Richard George, a solar industry professional who signed up as a salesperson for Citizenre, has also been a vocal critic. George stepped down, as he felt that the company's top executives were not addressing a long list of "red flags" (described in this PDF).
Gregg said that some skepticism is warranted because people have yet to see and hear the full picture of the company's plan, something it intends to divulge over time.
However, he believes Citizenre is also catching flak because its business model is a challenge to solar power industry incumbents.
"The harshest critics making accusations are the distributors, who are the most at risk of us taking their jobs away," Gregg said. "Unless you study the industry from the bottom up, you won't know where the cost savings are."
Gregg and Morgan acknowledge that the company has gotten ahead of itself in some respects. Specifically, it has signed on many salespeople without having the resources to fully train them. That's a situation the company intends to address in the coming weeks, Gregg said.
Also, they caution that customers may have to wait years between signing their forward rental agreement and having the panels installed.

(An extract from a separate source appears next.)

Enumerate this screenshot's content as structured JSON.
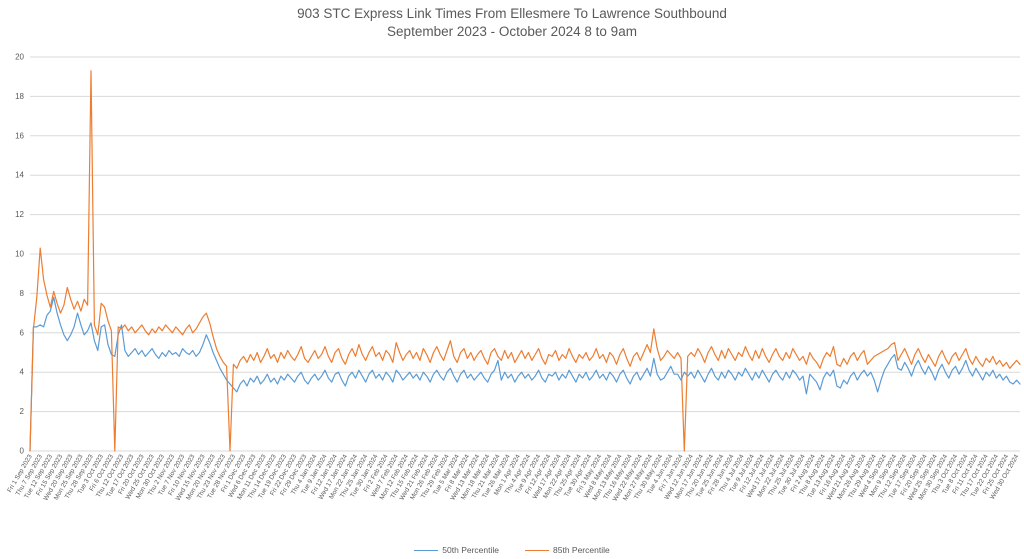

All in all, Citizenre--which Morgan describes as still being "in extreme start-up mode," has drawn both ire and admiration.
Some solar installers say its rental plan addresses one of the biggest problems facing the widescale adoption of renewable power, a long-pursued but unrealized goal.
Yet the company's stated ambitions to break the rules of the existing solar industry have alienated many of those who built that industry up. Much of the criticism is due to the large scope of its planned operation and the lack of detailed information on its setup.
"If you're going to make claims like that, the details need to be available if you want the support of the industry," Bradford said.